Award-winning Cambodian journalist released on bail after apologising for ‘harmful’ posts
Award-winning Cambodian journalist Mech Dara has been released on bail after he was detained on charges of inciting social unrest earlier this month, his lawyer said on Thursday.
He was arrested on 1 October after he shared posts on social media about a rock quarry.
Dara’s lawyer, Duch Piseth, confirmed he had been released and another journalist confirmed that Dara spoke briefly to reporters outside the Kandal provincial jail before leaving in a vehicle.
Earlier this month, the Phnom Penh Municipal Court said that the journalist, who worked for local and international media, had posted “provocative” and “false” messages and pictures about a rock quarry on a sacred mountain.
On Wednesday, the Cambodian information minister shared a video of Dara’s apology. He was seen wearing a prison garb.
“In all the messages that I posted, I conveyed false information that affected the leaders and the country’s reputation. I sincerely apologise for my mistakes and promise to stop sharing such harmful content,” Dara said in the video.
The video was accompanied by images of a handwritten three-page letter that the minister said was from the journalist.
Dara is known for exposing corruption and human trafficking in his work. He was in pre-trial detention since 1 October and faces up to two years in prison. His arrest sparked a wave of concern from rights groups and the US government.

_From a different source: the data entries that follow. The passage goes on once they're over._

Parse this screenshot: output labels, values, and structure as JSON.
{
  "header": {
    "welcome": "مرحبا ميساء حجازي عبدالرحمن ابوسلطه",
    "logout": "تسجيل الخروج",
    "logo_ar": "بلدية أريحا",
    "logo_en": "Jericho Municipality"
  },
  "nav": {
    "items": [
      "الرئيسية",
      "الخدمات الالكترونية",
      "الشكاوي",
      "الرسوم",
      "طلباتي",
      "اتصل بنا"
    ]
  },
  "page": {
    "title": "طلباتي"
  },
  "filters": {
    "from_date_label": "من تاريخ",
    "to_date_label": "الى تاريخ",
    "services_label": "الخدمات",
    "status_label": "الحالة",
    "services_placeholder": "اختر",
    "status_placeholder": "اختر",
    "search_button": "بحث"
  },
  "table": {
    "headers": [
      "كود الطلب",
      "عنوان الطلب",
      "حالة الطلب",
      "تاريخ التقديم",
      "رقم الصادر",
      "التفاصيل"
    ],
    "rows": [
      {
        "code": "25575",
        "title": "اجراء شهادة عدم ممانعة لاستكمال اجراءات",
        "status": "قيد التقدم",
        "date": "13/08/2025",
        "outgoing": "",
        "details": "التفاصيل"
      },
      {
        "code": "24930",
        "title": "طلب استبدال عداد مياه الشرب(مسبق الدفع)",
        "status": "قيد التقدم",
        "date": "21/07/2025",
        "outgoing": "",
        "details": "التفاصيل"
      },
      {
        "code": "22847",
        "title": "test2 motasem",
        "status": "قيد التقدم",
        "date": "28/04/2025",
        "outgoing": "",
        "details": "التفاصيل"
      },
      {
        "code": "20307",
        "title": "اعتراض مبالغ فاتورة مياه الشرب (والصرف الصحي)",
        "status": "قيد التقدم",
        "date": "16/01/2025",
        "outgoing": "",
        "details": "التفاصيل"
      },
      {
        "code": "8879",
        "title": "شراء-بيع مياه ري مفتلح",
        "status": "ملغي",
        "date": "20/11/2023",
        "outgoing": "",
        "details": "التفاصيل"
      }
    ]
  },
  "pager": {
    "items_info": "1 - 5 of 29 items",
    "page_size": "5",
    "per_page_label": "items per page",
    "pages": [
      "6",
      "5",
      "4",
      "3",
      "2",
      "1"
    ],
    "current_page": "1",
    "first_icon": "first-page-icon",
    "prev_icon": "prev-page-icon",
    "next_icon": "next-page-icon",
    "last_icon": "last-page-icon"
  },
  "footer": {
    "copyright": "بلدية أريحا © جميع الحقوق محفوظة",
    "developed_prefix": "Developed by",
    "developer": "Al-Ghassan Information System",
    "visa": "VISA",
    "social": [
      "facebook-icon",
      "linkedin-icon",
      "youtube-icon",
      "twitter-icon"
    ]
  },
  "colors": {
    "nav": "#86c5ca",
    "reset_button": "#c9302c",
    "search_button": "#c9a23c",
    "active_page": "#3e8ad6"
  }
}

He was travelling with his family from the coastal city of Sihanoukville to the capital Phnom Penh when authorities stopped his car and arrested him, the independent Cambodian Journalists Alliance Association (CamboJA) said in a statement after his arrest.
Dara was handed the Hero Award in 2023 by US secretary of state Antony Blinken for his investigations into massive scam compounds staffed mostly by trafficked workers in Cambodia.
The journalist managed to send an SMS to Cambodian human rights group Licadho saying he was being arrested by military police before his phone was seized, spokesperson Am Sam Ath said.
“We knew that he was arrested but we don’t know where he was taken or the reason for his arrest,” Am Sam Ath told AFP, adding that the military police had confirmed Dara’s arrest without revealing the charges.
Dara previously worked as a journalist for the Cambodia Daily and the Phnom Penh Post, two formerly thriving English language newspapers forced to shut down under government pressure, and the Voice of Democracy radio station and website, which was closed by the government last year.
“Every newsroom I work in gets silenced,” he told the BBC after then Cambodian leader Hun Sen ordered the closure of Voice of Democracy last year.
Dara is best known for his reports in the past few years about human trafficking connected to online scam operations.
The activity involves tricking people into signing up for what they believe are legitimate jobs in Cambodia, only for them then to be kept in virtual slavery in compounds often housing casinos as well, where they go online to target people around the world.